In May 2014, the US Department of Justice charged five Chinese military hackers for economic cyber espionage against US corporations. Those hackers are believed to be officers in Unit 61398 of the Chinese People’s Liberation Army (PLA). In response, the Chinese government stated that the claims were “absurd” and based on “fabricated facts.” China then went even further, stating, “The Chinese government, the Chinese military and their relevant personnel have never engaged or participated in cyber theft of trade secrets.”
As I continue to say, what we see in the media is only the tip of the iceberg. While I don’t mind a good round of rhetoric from any nation state, these comments were a little over the top. China, I get you have to deny these sorts of things, but hey, we caught you red-handed on this one.
Part of our mission at CrowdStrike is to provide government-quality intelligence to the private sector. We continually get asked if attribution is possible in the land of bogus domain names and proxied IP addresses. The answer is yes. While attribution is part art and part science, it is possible with a high degree of confidence to be able to pinpoint the who and why of these attacks. Nathaniel Hartley does a great job of explaining how we actually went about linking Chen Ping to the 3rd General Staff Department 12th Bureau of the PLA.
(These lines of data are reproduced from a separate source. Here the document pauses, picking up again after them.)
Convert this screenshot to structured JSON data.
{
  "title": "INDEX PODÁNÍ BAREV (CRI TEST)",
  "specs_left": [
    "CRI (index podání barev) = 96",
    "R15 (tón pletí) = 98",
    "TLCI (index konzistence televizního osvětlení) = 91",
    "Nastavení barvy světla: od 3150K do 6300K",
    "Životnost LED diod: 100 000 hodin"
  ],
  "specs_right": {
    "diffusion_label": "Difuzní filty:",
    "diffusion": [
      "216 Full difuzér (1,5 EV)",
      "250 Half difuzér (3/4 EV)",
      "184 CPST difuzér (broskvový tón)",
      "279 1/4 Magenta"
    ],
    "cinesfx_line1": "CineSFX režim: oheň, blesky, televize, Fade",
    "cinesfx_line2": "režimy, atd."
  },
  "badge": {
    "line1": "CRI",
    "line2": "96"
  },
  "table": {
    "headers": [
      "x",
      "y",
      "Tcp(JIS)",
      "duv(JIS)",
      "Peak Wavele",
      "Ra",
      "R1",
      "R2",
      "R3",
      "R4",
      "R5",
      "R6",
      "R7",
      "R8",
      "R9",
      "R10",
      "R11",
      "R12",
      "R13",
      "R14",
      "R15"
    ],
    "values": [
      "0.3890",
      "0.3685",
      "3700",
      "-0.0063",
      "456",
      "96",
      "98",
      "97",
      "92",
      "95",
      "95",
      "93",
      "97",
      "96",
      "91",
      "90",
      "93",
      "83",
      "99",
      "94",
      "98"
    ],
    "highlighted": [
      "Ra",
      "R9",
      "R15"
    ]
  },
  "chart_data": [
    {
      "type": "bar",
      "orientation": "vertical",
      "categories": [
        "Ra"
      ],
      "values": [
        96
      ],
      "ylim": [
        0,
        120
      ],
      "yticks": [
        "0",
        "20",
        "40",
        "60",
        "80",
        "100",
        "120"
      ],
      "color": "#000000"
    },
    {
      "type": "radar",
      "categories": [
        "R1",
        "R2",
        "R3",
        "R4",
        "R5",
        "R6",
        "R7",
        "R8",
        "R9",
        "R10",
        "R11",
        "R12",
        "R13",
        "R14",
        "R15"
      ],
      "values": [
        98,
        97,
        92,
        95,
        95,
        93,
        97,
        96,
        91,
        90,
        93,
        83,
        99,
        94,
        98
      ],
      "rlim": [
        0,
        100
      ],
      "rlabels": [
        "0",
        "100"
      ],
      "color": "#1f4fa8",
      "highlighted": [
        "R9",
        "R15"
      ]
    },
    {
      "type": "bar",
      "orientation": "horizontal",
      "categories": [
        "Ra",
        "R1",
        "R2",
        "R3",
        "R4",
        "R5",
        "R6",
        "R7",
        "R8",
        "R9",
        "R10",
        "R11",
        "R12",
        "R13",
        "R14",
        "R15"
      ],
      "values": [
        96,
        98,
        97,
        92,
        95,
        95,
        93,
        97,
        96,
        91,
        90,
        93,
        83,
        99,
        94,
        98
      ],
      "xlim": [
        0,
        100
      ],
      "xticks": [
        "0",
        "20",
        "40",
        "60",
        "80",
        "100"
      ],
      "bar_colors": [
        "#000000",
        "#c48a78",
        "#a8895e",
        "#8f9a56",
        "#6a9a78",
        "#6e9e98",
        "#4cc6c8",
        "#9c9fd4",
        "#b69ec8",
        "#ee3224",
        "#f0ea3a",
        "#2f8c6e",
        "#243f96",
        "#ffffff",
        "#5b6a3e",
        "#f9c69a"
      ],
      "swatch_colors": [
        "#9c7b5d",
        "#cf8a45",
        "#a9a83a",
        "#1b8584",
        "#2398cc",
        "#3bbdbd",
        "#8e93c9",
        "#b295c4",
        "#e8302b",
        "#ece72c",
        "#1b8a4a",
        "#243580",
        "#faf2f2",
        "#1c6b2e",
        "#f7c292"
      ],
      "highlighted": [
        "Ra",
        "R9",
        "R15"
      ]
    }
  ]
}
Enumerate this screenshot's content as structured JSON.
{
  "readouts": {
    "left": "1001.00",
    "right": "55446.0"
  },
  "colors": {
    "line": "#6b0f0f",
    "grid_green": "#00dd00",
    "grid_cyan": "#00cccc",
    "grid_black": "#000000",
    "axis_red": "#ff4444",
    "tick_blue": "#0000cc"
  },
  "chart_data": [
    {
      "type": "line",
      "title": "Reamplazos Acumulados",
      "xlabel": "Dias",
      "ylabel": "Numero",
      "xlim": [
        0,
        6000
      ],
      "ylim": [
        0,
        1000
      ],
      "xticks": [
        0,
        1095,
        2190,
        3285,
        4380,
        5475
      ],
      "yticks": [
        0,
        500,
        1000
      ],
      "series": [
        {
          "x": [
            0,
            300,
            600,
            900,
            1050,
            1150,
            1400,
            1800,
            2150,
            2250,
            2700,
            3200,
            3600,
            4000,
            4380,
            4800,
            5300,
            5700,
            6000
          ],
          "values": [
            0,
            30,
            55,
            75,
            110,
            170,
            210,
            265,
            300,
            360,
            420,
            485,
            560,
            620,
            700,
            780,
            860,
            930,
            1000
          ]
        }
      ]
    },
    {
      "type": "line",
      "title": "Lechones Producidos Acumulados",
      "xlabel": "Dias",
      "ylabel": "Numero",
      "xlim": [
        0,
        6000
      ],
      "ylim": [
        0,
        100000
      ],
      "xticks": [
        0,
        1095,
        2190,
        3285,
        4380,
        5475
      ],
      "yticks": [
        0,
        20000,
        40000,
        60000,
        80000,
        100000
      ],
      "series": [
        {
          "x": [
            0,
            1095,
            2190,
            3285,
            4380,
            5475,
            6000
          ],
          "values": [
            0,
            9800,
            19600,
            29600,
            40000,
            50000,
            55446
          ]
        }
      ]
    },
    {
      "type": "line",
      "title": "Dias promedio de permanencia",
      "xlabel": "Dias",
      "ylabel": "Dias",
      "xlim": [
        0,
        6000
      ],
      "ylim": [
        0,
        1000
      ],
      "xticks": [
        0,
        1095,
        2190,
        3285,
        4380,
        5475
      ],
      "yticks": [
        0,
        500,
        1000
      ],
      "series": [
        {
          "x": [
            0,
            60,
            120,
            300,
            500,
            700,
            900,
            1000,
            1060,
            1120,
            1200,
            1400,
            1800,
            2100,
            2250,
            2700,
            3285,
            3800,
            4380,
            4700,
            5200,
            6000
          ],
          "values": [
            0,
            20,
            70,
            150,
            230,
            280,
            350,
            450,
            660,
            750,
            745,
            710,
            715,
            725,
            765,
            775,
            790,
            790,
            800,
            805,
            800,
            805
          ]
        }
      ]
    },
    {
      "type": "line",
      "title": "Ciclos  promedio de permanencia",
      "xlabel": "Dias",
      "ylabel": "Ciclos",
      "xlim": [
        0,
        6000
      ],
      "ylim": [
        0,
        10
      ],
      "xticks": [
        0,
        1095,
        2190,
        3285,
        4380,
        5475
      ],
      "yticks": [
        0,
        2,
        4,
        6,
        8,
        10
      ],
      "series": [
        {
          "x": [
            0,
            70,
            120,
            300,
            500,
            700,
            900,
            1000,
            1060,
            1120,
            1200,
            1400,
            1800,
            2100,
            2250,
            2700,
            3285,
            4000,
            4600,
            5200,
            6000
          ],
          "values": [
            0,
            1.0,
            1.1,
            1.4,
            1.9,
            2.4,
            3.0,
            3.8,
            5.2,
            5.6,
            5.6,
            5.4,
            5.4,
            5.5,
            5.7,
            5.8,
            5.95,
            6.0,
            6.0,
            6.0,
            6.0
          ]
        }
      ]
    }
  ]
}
Why make this report public?
The Putter Panda report on UNIT 61486 has been part of our large library of intelligence reports and indicator feeds available to subscribers of CrowdStrike Intelligence for some time. So the question is, why make this report public now? Quite simply, we see firsthand what is happening in the trenches when we respond to large breaches during our incident response investigations. We see the massive amount of intellectual property that is being sucked out by the truckload, and we are tired of the continual denials. Most executives and boards of directors have no idea just what damage is being done to their corporations. We would love to see the US Government add yet another face to the FBI’s most wanted list.
Of course many will ask, so what? What does this mean for me? Why should I care? There are two main reasons for this sort of activity. One, signals intelligence and the collection of sensitive information on your enemy have been conducted for centuries. It’s only the medium in which the data is collected that has changed. Any information that a government believes could be valuable in providing a military advantage will be collected. Obviously, this goes beyond just China. Don’t hate the player, folks -- hate the game.
Second, it is a way for China to gain intellectual property rapidly and to reduce significantly the time and money involved in bringing new technologies to market. Keep in mind, the Chinese government has an ownership stake in many companies, and if it obtains some key information that can be used for military purposes, it has no problem handing it over to its corporations to jump-start their commercial interest.
How do I respond when my boss asks, “Do we have a problem?” In addition to the attribution section, the report contains over 20 pages of technical analysis and indicators that organizations can use to determine if they have active Putter Panda infections inside their networks. The report also contains network and malware signatures in Snort and Yara format. You can use our free CrowdResponse tool and feed the Yara rules directly into it to determine if you truly do have a problem on your network and adjust your response to your boss accordingly.
Attribution itself is important, not only to governments that want to use law-enforcement or diplomatic powers to put pressure on actors to behave responsibly, but also to provide contextual information about who is attacking your corporation. If you are in the satellite or aerospace industry, you definitely want to spend some time reading this report very closely and learning about the tradecraft and techniques of this adversary.
If these attackers haven’t hit you yet, chances are they will come for you eventually. If you do have them on your network, you also have valuable mitigation and remediation instructions and artifacts that can save you time and money when performing your forensic analysis. This is the power of operationalizing intelligence within your organization: developing capabilities not only to respond reactively to attacks, but also to utilize attribution, combined with technical indicators, to adjust your defense posture and prioritize your response.
Will it make a difference?
Similar to the US indictments, I do think there will be some good that comes out of releasing the report. Do I expect Chen Ping to be in the US courts any time soon? No. However, it does further cast the spotlight on China, and helps encourage the dialog on dealing with this issue. Keep in mind, just a few years back security researchers would whisper about China (and invent new terms like APT to avoid saying the country name publicly), but only recently has the country been publicly outed and taken to task.
It is a bit of a maturation process as we continue to highlight the country's activity and draw attention to what many in the intelligence community have known for years. Hopefully we can continue to drive awareness. If we burn down a bit of its infrastructure in the process, that wouldn’t be such a bad thing. Will the attackers be back? Yes. Like cockroaches when the light goes on, they will scatter, but you can bet they will be back. Hopefully you will be ready for them.